The Ultimate Brand Champion


Lessons on “being the brand” from Playboy’s Hugh Hefner

[EDITOR’S NOTE: Author and consultant Susan Gunelius’ new book, Building Brand Value the Playboy Way, explores how Hugh Hefner became the ultimate embodiment of the Playboy brand. In this brief article, she writes about some of the lessons Hefner can teach today’s brand champions.]

The_HefThere is perhaps no other brand in the world which has been so closely aligned with a single person as Playboy has been with Hugh Hefner for over half a century. And there is no arguing the influence that a visible brand champion who truly lives and breathes a brand can have on the success (or failure) of that brand. 

Hugh Hefner, Steve Jobs, J.K. Rowling, Martha Stewart, Oprah Winfrey—these names are synonymous with the brands they champion and guard, and their ongoing influence has helped make brands like Playboy, Apple, and Harry Potter become household names around the world.
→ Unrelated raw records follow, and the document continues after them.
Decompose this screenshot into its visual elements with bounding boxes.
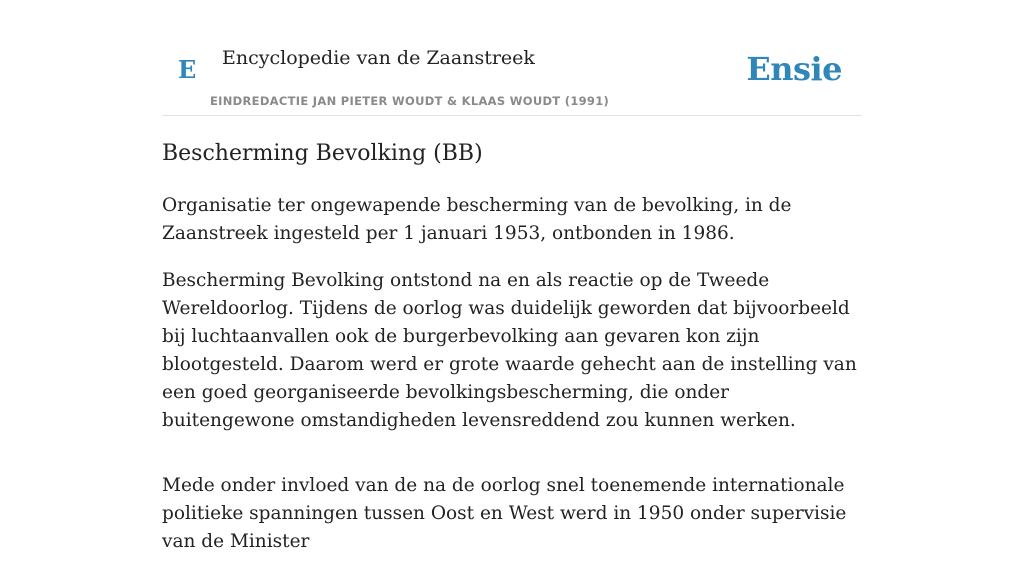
site-title[interactable]: Encyclopedie van de Zaanstreek — [222, 47, 535, 69]
site-logo-icon[interactable]: E — [178, 55, 197, 84]
site-header — [162, 0, 862, 116]
page-title: Bescherming Bevolking (BB) — [162, 141, 483, 166]
article-paragraph: Mede onder invloed van de na de oorlog snel toenemende internationale politieke spanningen tussen Oost en West werd in 1950 onder supervisie van de Minister — [162, 475, 847, 552]
article — [162, 138, 862, 575]
brand-logo[interactable]: Ensie — [746, 50, 842, 88]
site-subtitle: EINDREDACTIE JAN PIETER WOUDT & KLAAS WOUDT (1991) — [210, 94, 610, 108]
article-paragraph: Organisatie ter ongewapende bescherming van de bevolking, in de Zaanstreek ingesteld per 1 januari 1953, ontbonden in 1986. — [162, 195, 792, 244]
article-paragraph: Bescherming Bevolking ontstond na en als reactie op de Tweede Wereldoorlog. Tijdens de oorlog was duidelijk geworden dat bijvoorbeeld bij luchtaanvallen ook de burgerbevolking aan gevaren kon zijn blootgesteld. Daarom werd er grote waarde gehecht aan de instelling van een goed georganiseerde bevolkingsbescherming, die onder buitengewone omstandigheden levensreddend zou kunnen werken. — [162, 270, 857, 431]
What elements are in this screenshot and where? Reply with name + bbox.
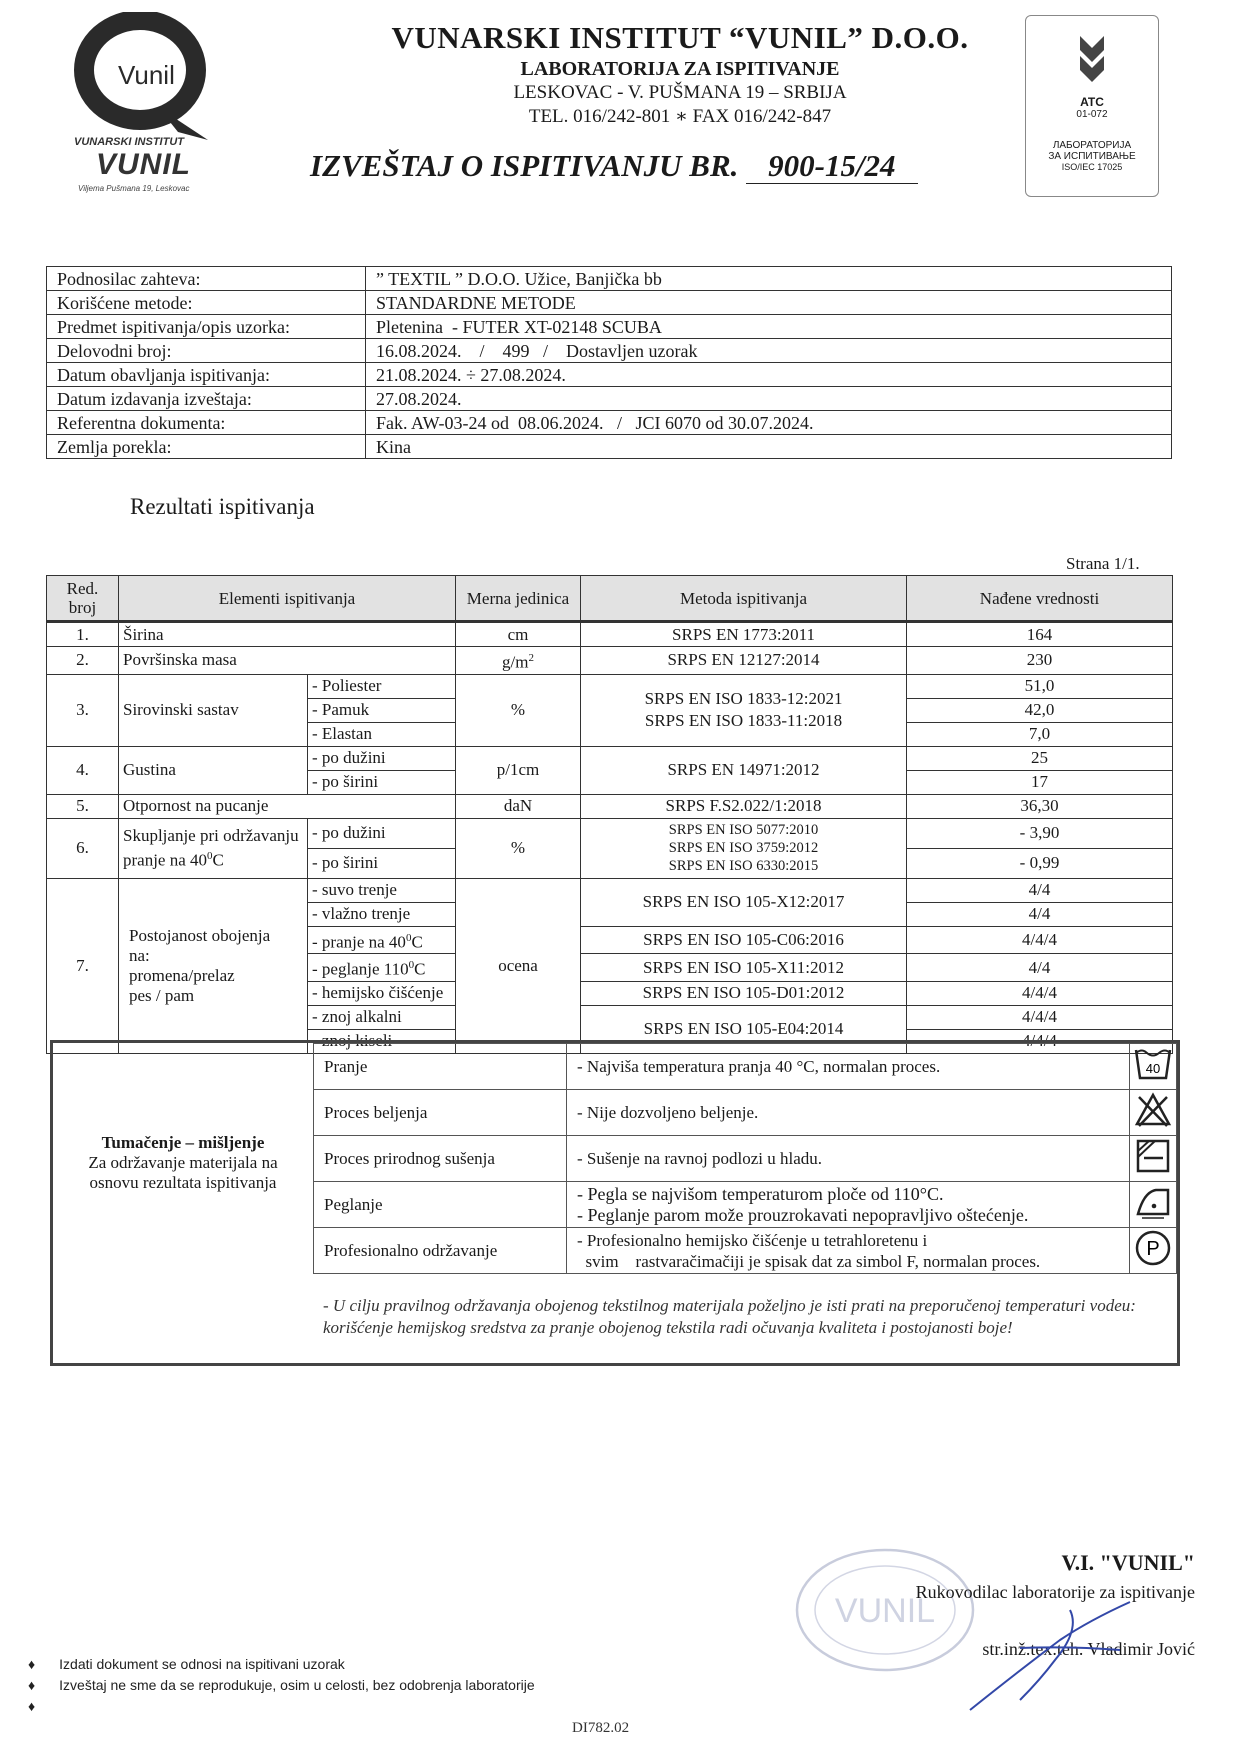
row-subelement: - po dužini xyxy=(308,818,456,848)
row-no: 7. xyxy=(47,878,119,1053)
row-no: 1. xyxy=(47,622,119,647)
row-subelement: - vlažno trenje xyxy=(308,902,456,926)
atc-line2: ЗА ИСПИТИВАЊЕ xyxy=(1048,151,1136,162)
care-line: - Profesionalno hemijsko čišćenje u tetrahloretenu i xyxy=(577,1230,928,1250)
results-header-row xyxy=(47,576,1173,622)
row-method: SRPS EN 1773:2011 xyxy=(581,622,907,647)
row-method: SRPS F.S2.022/1:2018 xyxy=(581,794,907,818)
interpretation-label xyxy=(53,1043,313,1283)
row-method xyxy=(581,818,907,878)
care-process: Proces beljenja xyxy=(314,1090,567,1136)
care-symbol xyxy=(1130,1228,1177,1274)
bullet-icon: ♦ xyxy=(28,1698,36,1714)
org-phone: TEL. 016/242-801 ∗ FAX 016/242-847 xyxy=(528,106,832,127)
row-element xyxy=(119,818,308,878)
row-subelement: - znoj alkalni xyxy=(308,1005,456,1029)
handwritten-signature-icon xyxy=(960,1590,1170,1720)
care-row xyxy=(314,1090,1177,1136)
row-unit xyxy=(456,647,581,675)
method-line: SRPS EN ISO 1833-11:2018 xyxy=(644,711,843,731)
row-method: SRPS EN ISO 105-D01:2012 xyxy=(581,981,907,1005)
row-no: 2. xyxy=(47,647,119,675)
row-subelement xyxy=(308,954,456,982)
signature-role: Rukovodilac laboratorije za ispitivanje xyxy=(915,1582,1195,1602)
signature-name: str.inž.tex.teh. Vladimir Jović xyxy=(982,1639,1195,1659)
element-line: pes / pam xyxy=(129,985,195,1005)
row-value: 7,0 xyxy=(907,722,1173,746)
row-element: Otpornost na pucanje xyxy=(119,794,456,818)
sub-text: C xyxy=(411,932,423,952)
table-row xyxy=(47,794,1173,818)
info-row xyxy=(47,339,1172,363)
header-no: Red. broj xyxy=(47,576,119,622)
care-row xyxy=(314,1136,1177,1182)
info-label: Referentna dokumenta: xyxy=(47,411,366,435)
table-row xyxy=(47,647,1173,675)
row-value: 17 xyxy=(907,770,1173,794)
interpretation-line: Za održavanje materijala na xyxy=(88,1153,278,1172)
row-method: SRPS EN 12127:2014 xyxy=(581,647,907,675)
table-row xyxy=(47,818,1173,848)
header-elements: Elementi ispitivanja xyxy=(119,576,456,622)
care-process: Peglanje xyxy=(314,1182,567,1228)
atc-line3: ISO/IEC 17025 xyxy=(1061,162,1123,172)
row-unit: cm xyxy=(456,622,581,647)
info-label: Predmet ispitivanja/opis uzorka: xyxy=(47,315,366,339)
info-row xyxy=(47,387,1172,411)
element-text: C xyxy=(212,850,224,870)
header-method: Metoda ispitivanja xyxy=(581,576,907,622)
footer-item xyxy=(28,1656,535,1672)
row-element: Sirovinski sastav xyxy=(119,674,308,746)
care-description: - Nije dozvoljeno beljenje. xyxy=(567,1090,1130,1136)
care-description: - Sušenje na ravnoj podlozi u hladu. xyxy=(567,1136,1130,1182)
dry-flat-shade-icon xyxy=(1135,1138,1171,1174)
report-number: 900-15/24 xyxy=(746,148,917,184)
row-subelement: - po širini xyxy=(308,770,456,794)
dry-clean-letter: P xyxy=(1146,1238,1160,1260)
organization-block xyxy=(300,20,1060,128)
element-text: pranje na 40 xyxy=(123,850,208,870)
care-description: - Najviša temperatura pranja 40 °C, normalan proces. xyxy=(567,1044,1130,1090)
row-unit: % xyxy=(456,818,581,878)
element-line xyxy=(123,846,303,871)
row-subelement: - znoj kiseli xyxy=(308,1029,456,1053)
method-line: SRPS EN ISO 3759:2012 xyxy=(668,840,819,857)
wash-40-icon xyxy=(1134,1047,1172,1081)
interpretation-box xyxy=(50,1040,1180,1366)
accreditation-badge xyxy=(1025,15,1159,197)
row-no: 3. xyxy=(47,674,119,746)
row-subelement: - hemijsko čišćenje xyxy=(308,981,456,1005)
page-number: Strana 1/1. xyxy=(1066,554,1140,573)
stamp-text: VUNIL xyxy=(834,1592,936,1630)
care-row xyxy=(314,1228,1177,1274)
info-row xyxy=(47,435,1172,459)
care-symbol xyxy=(1130,1182,1177,1228)
row-subelement: - suvo trenje xyxy=(308,878,456,902)
degree-sup: 0 xyxy=(408,959,415,972)
atc-code: 01-072 xyxy=(1076,109,1108,120)
care-line: svim rastvaračimačiji je spisak dat za simbol F, normalan proces. xyxy=(577,1251,1041,1271)
care-row xyxy=(314,1044,1177,1090)
info-value: STANDARDNE METODE xyxy=(366,291,1172,315)
info-value: Fak. AW-03-24 od 08.06.2024. / JCI 6070 od 30.07.2024. xyxy=(366,411,1172,435)
info-row xyxy=(47,267,1172,291)
row-value: 164 xyxy=(907,622,1173,647)
row-value: 4/4/4 xyxy=(907,1029,1173,1053)
row-subelement: - po dužini xyxy=(308,746,456,770)
info-label: Datum obavljanja ispitivanja: xyxy=(47,363,366,387)
info-value: Pletenina - FUTER XT-02148 SCUBA xyxy=(366,315,1172,339)
table-row xyxy=(47,622,1173,647)
info-value: Kina xyxy=(366,435,1172,459)
method-line: SRPS EN ISO 6330:2015 xyxy=(668,858,819,875)
row-method: SRPS EN ISO 105-X12:2017 xyxy=(581,878,907,926)
row-element xyxy=(119,878,308,1053)
info-value: ” TEXTIL ” D.O.O. Užice, Banjička bb xyxy=(366,267,1172,291)
interpretation-title: Tumačenje – mišljenje xyxy=(101,1133,265,1152)
footer-item xyxy=(28,1677,535,1693)
row-subelement xyxy=(308,926,456,954)
atc-logo-icon xyxy=(1062,30,1122,90)
footer-item xyxy=(28,1698,535,1714)
row-subelement: - Poliester xyxy=(308,674,456,698)
sub-text: - peglanje 110 xyxy=(312,959,409,979)
unit-text: g/m xyxy=(502,652,529,672)
info-value: 16.08.2024. / 499 / Dostavljen uzorak xyxy=(366,339,1172,363)
row-method: SRPS EN ISO 105-E04:2014 xyxy=(581,1005,907,1053)
atc-label: ATC xyxy=(1080,95,1104,109)
info-label: Datum izdavanja izveštaja: xyxy=(47,387,366,411)
org-address: LESKOVAC - V. PUŠMANA 19 – SRBIJA xyxy=(513,82,847,103)
row-value: 4/4 xyxy=(907,954,1173,982)
degree-sup: 0 xyxy=(207,849,213,862)
care-symbol xyxy=(1130,1044,1177,1090)
info-row xyxy=(47,315,1172,339)
row-no: 6. xyxy=(47,818,119,878)
unit-sup: 2 xyxy=(528,652,534,664)
row-element: Širina xyxy=(119,622,456,647)
info-row xyxy=(47,411,1172,435)
header-unit: Merna jedinica xyxy=(456,576,581,622)
footer-notes xyxy=(28,1656,535,1714)
footer-note: Izdati dokument se odnosi na ispitivani uzorak xyxy=(59,1656,345,1672)
report-title xyxy=(310,148,918,184)
bullet-icon: ♦ xyxy=(28,1677,36,1693)
info-row xyxy=(47,363,1172,387)
row-method xyxy=(581,674,907,746)
row-value: 4/4/4 xyxy=(907,1005,1173,1029)
row-value: - 0,99 xyxy=(907,848,1173,878)
care-process: Profesionalno održavanje xyxy=(314,1228,567,1274)
row-element: Gustina xyxy=(119,746,308,794)
care-symbol xyxy=(1130,1090,1177,1136)
sub-text: C xyxy=(414,959,426,979)
svg-text:Vunil: Vunil xyxy=(118,60,175,90)
element-line: Postojanost obojenja xyxy=(129,925,271,945)
care-instructions-table xyxy=(313,1043,1177,1274)
row-value: 4/4 xyxy=(907,902,1173,926)
row-value: 230 xyxy=(907,647,1173,675)
care-process: Proces prirodnog sušenja xyxy=(314,1136,567,1182)
lab-name: LABORATORIJA ZA ISPITIVANJE xyxy=(520,58,840,80)
row-method: SRPS EN 14971:2012 xyxy=(581,746,907,794)
element-line: Skupljanje pri održavanju xyxy=(123,825,299,845)
wash-temp: 40 xyxy=(1145,1061,1161,1076)
org-name: VUNARSKI INSTITUT “VUNIL” D.O.O. xyxy=(391,20,969,55)
row-element: Površinska masa xyxy=(119,647,456,675)
element-line: na: xyxy=(129,945,150,965)
table-row xyxy=(47,746,1173,770)
row-value: 4/4 xyxy=(907,878,1173,902)
sub-text: - pranje na 40 xyxy=(312,932,406,952)
row-value: 36,30 xyxy=(907,794,1173,818)
info-value: 21.08.2024. ÷ 27.08.2024. xyxy=(366,363,1172,387)
iron-low-icon xyxy=(1134,1184,1172,1220)
row-unit: % xyxy=(456,674,581,746)
care-note: - U cilju pravilnog održavanja obojenog tekstilnog materijala poželjno je isti prati na preporučenoj temperaturi vodeu: korišćenje hemijskog sredstva za pranje obojenog tekstila radi očuvanja kvaliteta i postojanosti boje! xyxy=(323,1296,1136,1337)
care-line: - Pegla se najvišom temperaturom ploče od 110°C. xyxy=(577,1183,944,1204)
row-value: - 3,90 xyxy=(907,818,1173,848)
logo-caption: Viljema Pušmana 19, Leskovac xyxy=(78,184,190,193)
method-line: SRPS EN ISO 1833-12:2021 xyxy=(644,689,843,709)
header-value: Nađene vrednosti xyxy=(907,576,1173,622)
care-description xyxy=(567,1228,1130,1274)
row-no: 5. xyxy=(47,794,119,818)
method-line: SRPS EN ISO 5077:2010 xyxy=(668,822,819,839)
request-info-table xyxy=(46,266,1172,459)
degree-sup: 0 xyxy=(405,931,412,944)
info-label: Korišćene metode: xyxy=(47,291,366,315)
logo-text: VUNARSKI INSTITUT xyxy=(74,136,184,148)
results-table xyxy=(46,575,1173,1054)
bullet-icon: ♦ xyxy=(28,1656,36,1672)
document-code: DI782.02 xyxy=(572,1720,630,1736)
atc-line1: ЛАБОРАТОРИЈА xyxy=(1052,140,1132,151)
care-line: - Peglanje parom može prouzrokavati nepopravljivo oštećenje. xyxy=(577,1204,1029,1225)
care-symbol xyxy=(1130,1136,1177,1182)
row-value: 4/4/4 xyxy=(907,926,1173,954)
row-subelement: - po širini xyxy=(308,848,456,878)
institute-logo xyxy=(58,12,223,202)
footer-note: Izveštaj ne sme da se reprodukuje, osim u celosti, bez odobrenja laboratorije xyxy=(59,1677,535,1693)
care-row xyxy=(314,1182,1177,1228)
info-row xyxy=(47,291,1172,315)
row-value: 4/4/4 xyxy=(907,981,1173,1005)
row-subelement: - Elastan xyxy=(308,722,456,746)
info-label: Zemlja porekla: xyxy=(47,435,366,459)
row-unit: daN xyxy=(456,794,581,818)
table-row xyxy=(47,878,1173,902)
row-subelement: - Pamuk xyxy=(308,698,456,722)
info-label: Delovodni broj: xyxy=(47,339,366,363)
row-value: 42,0 xyxy=(907,698,1173,722)
care-process: Pranje xyxy=(314,1044,567,1090)
report-prefix: IZVEŠTAJ O ISPITIVANJU BR. xyxy=(310,148,739,183)
no-bleach-icon xyxy=(1134,1092,1172,1128)
info-value: 27.08.2024. xyxy=(366,387,1172,411)
row-unit: p/1cm xyxy=(456,746,581,794)
row-unit: ocena xyxy=(456,878,581,1053)
row-value: 25 xyxy=(907,746,1173,770)
info-label: Podnosilac zahteva: xyxy=(47,267,366,291)
dry-clean-p-icon xyxy=(1134,1229,1172,1267)
table-row xyxy=(47,674,1173,698)
logo-brand: VUNIL xyxy=(96,148,191,181)
row-no: 4. xyxy=(47,746,119,794)
row-method: SRPS EN ISO 105-X11:2012 xyxy=(581,954,907,982)
row-method: SRPS EN ISO 105-C06:2016 xyxy=(581,926,907,954)
row-value: 51,0 xyxy=(907,674,1173,698)
interpretation-line: osnovu rezultata ispitivanja xyxy=(89,1173,277,1192)
results-title: Rezultati ispitivanja xyxy=(130,494,315,519)
signature-org: V.I. "VUNIL" xyxy=(1061,1550,1195,1575)
element-line: promena/prelaz xyxy=(129,965,235,985)
care-description xyxy=(567,1182,1130,1228)
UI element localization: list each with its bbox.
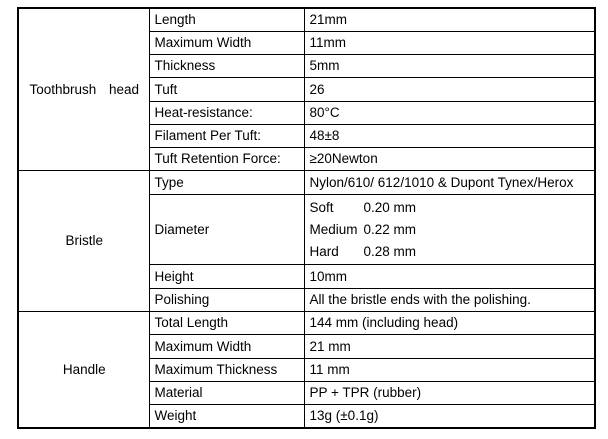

Loyal bands of brand-advocate customers evangelize and support the brands they love to anyone who will listen regardless of whether those people actually want to listen.

Being the brand the Hefner way
Whether you love the Playboy brand, hate the Playboy brand, or are completely indifferent to it, the story of Hugh Hefner—with his air of suave sophistication that pushed the limits of social mores—as the ultimate brand champion is one that all marketers can learn from. Playboy and Hugh Hefner are one and the same in many ways.